Bazen yabancı oyun dergilerini feci kıskanıyorum. Adamlar oyun stüdyolarıyla direkt bağlantıya geçip canlarının istediği zaman stüdyolarına konuk olabiliyor, özel etkinliklere şıp diye damlayabiliyor ve son oyunlarını herkesten önce oynama fırsatı bulabiliyorlar. Hele o oyunun adı The Wicther 3 olunca iyice ifrit oluyorum!
Geçtiğimiz Hands-on etkinliğinde Geralt’ın son macerasını yakından deneme fırsatı bulan ekiplerden biri de Kotaku’ydu. Ancak görünen o ki bu şansı elde eden editör umduğunu pek bulamamış. Çünkü The Witcher 3’ü, “Eh, oyundu işte,” diye tanımlıyor kendisi.
“San Francisco’da düzenlenen The Witcher 3: Wild Hunt özel gösteriminden döndükten sonra oyunun nasıl olduğunu soran bir arkadaşıma aynen böyle söyledim. ‘Bilmem, sanırım fena değildi,’ diye ekledim sonra da.

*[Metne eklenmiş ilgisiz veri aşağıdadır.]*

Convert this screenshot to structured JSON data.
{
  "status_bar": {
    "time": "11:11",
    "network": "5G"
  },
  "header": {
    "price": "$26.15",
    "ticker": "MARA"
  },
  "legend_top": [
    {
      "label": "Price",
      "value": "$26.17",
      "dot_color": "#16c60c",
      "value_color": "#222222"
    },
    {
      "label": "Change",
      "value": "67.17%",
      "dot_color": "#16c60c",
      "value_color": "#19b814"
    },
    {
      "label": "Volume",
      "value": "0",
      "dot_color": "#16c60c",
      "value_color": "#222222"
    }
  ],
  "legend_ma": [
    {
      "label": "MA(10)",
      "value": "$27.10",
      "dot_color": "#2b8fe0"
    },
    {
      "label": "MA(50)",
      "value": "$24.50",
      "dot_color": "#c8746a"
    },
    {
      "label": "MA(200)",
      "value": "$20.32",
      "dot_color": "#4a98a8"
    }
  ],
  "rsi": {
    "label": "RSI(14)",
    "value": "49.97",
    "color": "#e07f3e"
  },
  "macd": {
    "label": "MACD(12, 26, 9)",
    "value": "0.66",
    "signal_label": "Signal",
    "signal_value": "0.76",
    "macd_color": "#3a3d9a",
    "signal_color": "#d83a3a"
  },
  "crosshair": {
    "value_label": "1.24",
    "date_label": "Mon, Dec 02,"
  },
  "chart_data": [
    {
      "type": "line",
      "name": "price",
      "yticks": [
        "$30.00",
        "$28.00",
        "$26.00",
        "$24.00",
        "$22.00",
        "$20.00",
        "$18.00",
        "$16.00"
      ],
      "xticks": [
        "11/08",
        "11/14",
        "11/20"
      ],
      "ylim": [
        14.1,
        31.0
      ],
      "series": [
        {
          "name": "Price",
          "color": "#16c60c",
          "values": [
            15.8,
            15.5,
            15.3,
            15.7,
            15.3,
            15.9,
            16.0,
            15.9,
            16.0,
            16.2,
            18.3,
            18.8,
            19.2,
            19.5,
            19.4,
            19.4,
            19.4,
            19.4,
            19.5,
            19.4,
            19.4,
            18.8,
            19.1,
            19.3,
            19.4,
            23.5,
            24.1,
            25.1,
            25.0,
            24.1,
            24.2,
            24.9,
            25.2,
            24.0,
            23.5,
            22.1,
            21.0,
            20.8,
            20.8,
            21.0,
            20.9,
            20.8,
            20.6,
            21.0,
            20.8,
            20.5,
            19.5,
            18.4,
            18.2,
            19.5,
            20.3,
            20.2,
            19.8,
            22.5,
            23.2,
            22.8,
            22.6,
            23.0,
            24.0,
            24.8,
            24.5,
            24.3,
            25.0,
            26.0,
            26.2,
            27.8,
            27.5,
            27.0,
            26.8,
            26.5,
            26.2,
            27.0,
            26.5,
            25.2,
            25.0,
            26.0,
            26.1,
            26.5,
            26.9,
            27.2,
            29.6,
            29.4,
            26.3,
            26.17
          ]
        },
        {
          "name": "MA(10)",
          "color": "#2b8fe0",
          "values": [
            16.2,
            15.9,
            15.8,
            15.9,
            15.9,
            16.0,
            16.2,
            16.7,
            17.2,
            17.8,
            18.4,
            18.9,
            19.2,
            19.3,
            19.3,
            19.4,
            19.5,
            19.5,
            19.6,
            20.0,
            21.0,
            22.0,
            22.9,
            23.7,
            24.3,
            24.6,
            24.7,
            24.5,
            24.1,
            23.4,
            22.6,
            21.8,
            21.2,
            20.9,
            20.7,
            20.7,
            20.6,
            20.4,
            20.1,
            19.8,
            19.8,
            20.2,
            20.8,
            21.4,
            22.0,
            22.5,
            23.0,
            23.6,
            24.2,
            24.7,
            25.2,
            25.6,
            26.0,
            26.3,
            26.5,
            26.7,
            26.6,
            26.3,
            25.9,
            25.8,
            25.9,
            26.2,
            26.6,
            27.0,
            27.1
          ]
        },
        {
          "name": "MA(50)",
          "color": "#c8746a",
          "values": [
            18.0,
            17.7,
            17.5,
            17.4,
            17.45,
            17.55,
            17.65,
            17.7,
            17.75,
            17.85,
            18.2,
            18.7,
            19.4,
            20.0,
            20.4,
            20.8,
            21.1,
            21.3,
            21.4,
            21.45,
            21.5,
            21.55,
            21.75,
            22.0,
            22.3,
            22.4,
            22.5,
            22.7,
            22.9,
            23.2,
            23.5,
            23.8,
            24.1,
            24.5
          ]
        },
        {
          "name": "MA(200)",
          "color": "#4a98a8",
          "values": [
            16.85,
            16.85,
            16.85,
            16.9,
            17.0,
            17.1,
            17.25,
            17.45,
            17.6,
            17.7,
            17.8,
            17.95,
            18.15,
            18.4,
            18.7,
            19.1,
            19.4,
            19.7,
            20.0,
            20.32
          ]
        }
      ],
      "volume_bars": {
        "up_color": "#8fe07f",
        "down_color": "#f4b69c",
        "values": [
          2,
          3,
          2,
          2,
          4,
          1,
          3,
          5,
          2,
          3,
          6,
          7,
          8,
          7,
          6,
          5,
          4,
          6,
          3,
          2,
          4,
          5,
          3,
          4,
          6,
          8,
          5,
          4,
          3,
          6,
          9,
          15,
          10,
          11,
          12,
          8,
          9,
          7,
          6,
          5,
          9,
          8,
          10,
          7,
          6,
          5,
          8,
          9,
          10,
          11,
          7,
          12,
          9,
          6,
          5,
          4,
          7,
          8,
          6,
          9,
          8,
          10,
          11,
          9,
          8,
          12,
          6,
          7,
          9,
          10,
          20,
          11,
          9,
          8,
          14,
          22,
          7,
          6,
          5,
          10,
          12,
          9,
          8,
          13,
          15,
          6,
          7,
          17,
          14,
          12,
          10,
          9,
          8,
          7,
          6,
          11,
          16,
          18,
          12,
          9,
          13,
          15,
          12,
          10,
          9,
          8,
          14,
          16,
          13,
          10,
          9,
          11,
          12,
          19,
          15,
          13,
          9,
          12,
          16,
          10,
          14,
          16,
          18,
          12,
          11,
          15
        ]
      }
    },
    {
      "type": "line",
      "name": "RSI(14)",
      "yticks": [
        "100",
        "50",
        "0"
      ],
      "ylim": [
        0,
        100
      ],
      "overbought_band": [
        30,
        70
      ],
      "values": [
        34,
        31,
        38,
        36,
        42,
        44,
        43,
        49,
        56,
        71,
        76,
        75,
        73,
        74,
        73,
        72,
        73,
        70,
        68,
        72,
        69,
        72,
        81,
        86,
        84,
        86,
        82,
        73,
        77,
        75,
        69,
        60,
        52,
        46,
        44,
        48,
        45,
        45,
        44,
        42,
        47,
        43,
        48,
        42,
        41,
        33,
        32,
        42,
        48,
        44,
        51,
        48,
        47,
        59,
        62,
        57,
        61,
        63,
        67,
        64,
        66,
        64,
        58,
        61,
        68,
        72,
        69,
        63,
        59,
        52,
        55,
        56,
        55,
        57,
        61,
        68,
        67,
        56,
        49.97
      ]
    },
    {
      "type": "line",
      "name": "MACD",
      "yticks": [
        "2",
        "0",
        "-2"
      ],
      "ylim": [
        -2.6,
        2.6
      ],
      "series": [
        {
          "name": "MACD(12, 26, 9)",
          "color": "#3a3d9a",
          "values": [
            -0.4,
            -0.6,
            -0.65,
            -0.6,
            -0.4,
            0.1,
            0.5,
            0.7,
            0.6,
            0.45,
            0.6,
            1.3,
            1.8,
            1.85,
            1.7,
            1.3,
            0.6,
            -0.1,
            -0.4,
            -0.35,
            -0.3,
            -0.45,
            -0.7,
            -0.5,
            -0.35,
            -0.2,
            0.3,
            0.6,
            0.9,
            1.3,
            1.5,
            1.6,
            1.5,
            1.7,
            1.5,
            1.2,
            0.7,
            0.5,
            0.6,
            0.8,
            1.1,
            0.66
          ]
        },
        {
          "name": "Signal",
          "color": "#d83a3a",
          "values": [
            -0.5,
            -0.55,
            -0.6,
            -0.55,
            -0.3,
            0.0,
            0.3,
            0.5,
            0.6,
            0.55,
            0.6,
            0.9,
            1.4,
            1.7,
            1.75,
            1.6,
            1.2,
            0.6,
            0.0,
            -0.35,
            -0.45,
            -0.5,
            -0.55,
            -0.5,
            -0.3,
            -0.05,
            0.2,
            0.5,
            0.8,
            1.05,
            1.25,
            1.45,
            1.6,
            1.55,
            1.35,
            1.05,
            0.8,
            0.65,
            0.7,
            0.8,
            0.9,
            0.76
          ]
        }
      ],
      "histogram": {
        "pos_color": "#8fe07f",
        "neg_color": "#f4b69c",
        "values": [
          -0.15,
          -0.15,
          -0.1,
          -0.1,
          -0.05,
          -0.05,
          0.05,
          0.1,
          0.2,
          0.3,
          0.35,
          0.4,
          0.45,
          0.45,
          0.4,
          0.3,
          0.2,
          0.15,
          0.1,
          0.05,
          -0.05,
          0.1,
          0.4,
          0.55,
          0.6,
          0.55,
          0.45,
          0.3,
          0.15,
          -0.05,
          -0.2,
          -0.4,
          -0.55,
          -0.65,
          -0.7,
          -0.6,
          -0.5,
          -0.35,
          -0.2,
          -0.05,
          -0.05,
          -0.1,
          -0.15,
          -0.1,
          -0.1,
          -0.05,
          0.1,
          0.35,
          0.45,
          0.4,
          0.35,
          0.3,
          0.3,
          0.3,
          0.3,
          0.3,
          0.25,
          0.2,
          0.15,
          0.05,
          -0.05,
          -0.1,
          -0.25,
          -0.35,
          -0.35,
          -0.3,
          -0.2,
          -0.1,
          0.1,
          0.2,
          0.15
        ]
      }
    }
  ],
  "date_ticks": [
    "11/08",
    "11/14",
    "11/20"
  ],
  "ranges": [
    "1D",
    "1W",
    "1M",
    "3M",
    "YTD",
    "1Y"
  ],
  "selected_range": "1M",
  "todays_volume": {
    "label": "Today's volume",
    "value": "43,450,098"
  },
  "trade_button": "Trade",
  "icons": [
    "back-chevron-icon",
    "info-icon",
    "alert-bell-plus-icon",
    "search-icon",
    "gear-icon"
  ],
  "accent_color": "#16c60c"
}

“Doğaüstü yaratıkları ve doğaüstü olmayan haydutları kovalayarak, diyaloglarda karşımdakilere sert çıkarak pek çok saat geçirdim ama bana ‘vay canına’ dedirtecek hiçbir şey yaşamadım. Her şey oldukça güzel görünüyordu aslında, ama ‘ben bunları daha önce de yapmıştım’ hissinden bir türlü kurtulamadım. Görevler almak, NPC’lerin üzücü hikâyelerini anlatmalarını dinlemek, gizemli bir at diyarında yaşayan ve her daim hazır bulunan bineğimi bir ıslıkla çağırmak… tüm bunlar Skyrim ve Dragon Age gibi açık dünyamsı RYO oyunlarından alışık olduğumuz bir ritim. Attığım her adım, iyi ya da kötü, alışkanlıktan kaynaklıydı.”
Kotaku editörü makalesine savaş sisteminin artık daha iyi, ama hâla biraz hantal olduğunu; savaşları tıpkı ikinci oyundaki kadar zor bulduğunu, pek çok ufak hatayla karşılaştığını; envanter ve iksir ekranlarının henüz tam oturmadığını; Geralt’ın zıplama ve tırmanma yeteneklerini beğenmediğini belirterek devam etmiş.
Bununla birlikte, daha sonra eve döndüğünde kendini Witcher 2’yi tekrar kurarken bulduğunu itiraf etmiş. Ayrıca her quest’in sahiden de bir hikayesi olduğuna, oyunun gerçekten de bir Witcher gibi hissetmenizi sağladığına ve yeni ‘Witcher-Sense’ özelliğini çok beğendiğine deyinmeyi de ihmal etmemiş.